3.1186 polyglot's lament; software psych; mfm scanning (82)

Willard McCarty (MCCARTY@vm.epas.utoronto.ca)
Mon, 19 Mar 90 20:55:53 EST

Humanist Discussion Group, Vol. 3, No. 1186. Monday, 19 Mar 1990.


(1) Date: Mon, 19 Mar 90 04:33:54 EST (34 lines)
From: David.A.Bantz@mac.dartmouth.edu
Subject: Re:polyglot's lament (52)

(2) Date: Sun, 18 Mar 90 08:25:00 EST (13 lines)
From: Stephen.Page@prg.oxford.ac.uk
Subject: Psychology of Everyday Things (Re 3.1177)

(3) Date: 16 Mar 90 21:39:58 EST (7 lines)
From: James O'Donnell <JODONNEL@PENNSAS>
Subject: scanning from microfilm

(1) --------------------------------------------------------------------
Date: Mon, 19 Mar 90 04:33:54 EST
From: David.A.Bantz@mac.dartmouth.edu
Subject: Re:polyglot's lament (52)

In addition to multiple fonts (and there are hundreds readily available
for the Mac, supporting virtually every language), multi-language
processing needs flexible mapping of characters to keyboard layouts,
arbitrary "dead" keys, support for right to left as well as left to
right typing, and a variety of string comparison routines to accomodate
the conventions of different languages. The Mac, surprisingly, does
support all of these features, but does not automatically switch
resources (keyboard layouts, string comparison routines, etc.) based on
font changes alone. Still, given the near-total lack of support on
other platforms, the Mac design is strikingly good on this score.
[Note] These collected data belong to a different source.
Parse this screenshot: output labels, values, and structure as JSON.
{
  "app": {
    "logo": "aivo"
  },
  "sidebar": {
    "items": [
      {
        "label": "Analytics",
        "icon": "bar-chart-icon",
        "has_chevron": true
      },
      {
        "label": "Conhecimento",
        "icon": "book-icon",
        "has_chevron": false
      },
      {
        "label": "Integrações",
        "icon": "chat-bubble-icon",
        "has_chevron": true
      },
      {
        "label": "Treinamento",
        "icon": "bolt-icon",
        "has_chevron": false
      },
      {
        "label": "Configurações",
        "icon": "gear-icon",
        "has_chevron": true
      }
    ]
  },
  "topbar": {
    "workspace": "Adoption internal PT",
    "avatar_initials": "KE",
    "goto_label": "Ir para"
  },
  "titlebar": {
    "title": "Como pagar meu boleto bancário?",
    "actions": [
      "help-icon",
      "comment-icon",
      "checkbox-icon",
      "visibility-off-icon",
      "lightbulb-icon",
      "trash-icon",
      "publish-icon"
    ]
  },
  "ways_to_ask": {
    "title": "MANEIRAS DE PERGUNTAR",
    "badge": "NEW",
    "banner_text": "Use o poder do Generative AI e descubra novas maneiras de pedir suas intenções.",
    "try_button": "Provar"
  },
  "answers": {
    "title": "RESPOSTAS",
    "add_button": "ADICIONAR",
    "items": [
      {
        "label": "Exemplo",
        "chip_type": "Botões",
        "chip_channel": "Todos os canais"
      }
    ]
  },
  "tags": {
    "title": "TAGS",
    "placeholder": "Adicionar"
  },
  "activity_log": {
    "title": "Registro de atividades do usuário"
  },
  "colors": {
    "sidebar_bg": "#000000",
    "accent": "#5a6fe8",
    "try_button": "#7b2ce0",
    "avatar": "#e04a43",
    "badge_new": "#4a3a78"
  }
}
Even more surprising, given its design largely by former Macintosh
designers, is the total lack of such multi-lingual support on the NeXT
machine. There is NO low level support, even for the simple expedient
of including accented characters from Western European languages which
the Macintosh supported in its very first incarnation six(?!) years ago.
The fonts are Postscript, so you can "create" your own characters and
see them displayed and printed in applications you control, but this is
just the sort of non-portable idiosyncatic application-level hack that
Goerwitz rightly deplores.

--- Richard L. Goerwitz (goer@sophist.uchicago.edu) wrote:
...a Mac is the best thing going right now for multi-lingual processing
just because the designers had the sense to design the operating system
so that it offers low-level support for multiple fonts. No need to hack
everything separately....I pray for the day when I can afford to put a
NeXT on my desk, and have the time to develop the software I need for
that environment.

It's an imperfect world, and it's time for MS-DOS users (like me) to
admit that they have turned down an alley which dead ends...
--- end of quoted material ---
(2) --------------------------------------------------------------20----
Date: Sun, 18 Mar 90 08:25:00 EST
From: Stephen.Page@prg.oxford.ac.uk
Subject: Psychology of Everyday Things (Re 3.1177)

I heartily agree with the suggestion by Tracy Logan (3.1177) that Donald
Norman's book is worth reading. I recommend it as mandatory reading for
all software engineers (along with Brooks's Mythical Man-Month). It
helps designers to develop an awareness of interfaces in all things, not
just computers. To give another quote from Norman (not word-for-word,
as I don't have my copy here) : If a device as simple as a door has to
have an instruction manual, even a one-word manual (e.g. "PUSH"), then
it is poorly designed.

If only more designers developed an instinct for effortless interfaces...
(3) --------------------------------------------------------------12----
Date: 16 Mar 90 21:39:58 EST
From: James O'Donnell <JODONNEL@PENNSAS>
Subject: scanning from microfilm

From: Jim O'Donnell (Classics, Penn)

Interested to hear that it can be done: but what's the accuracy?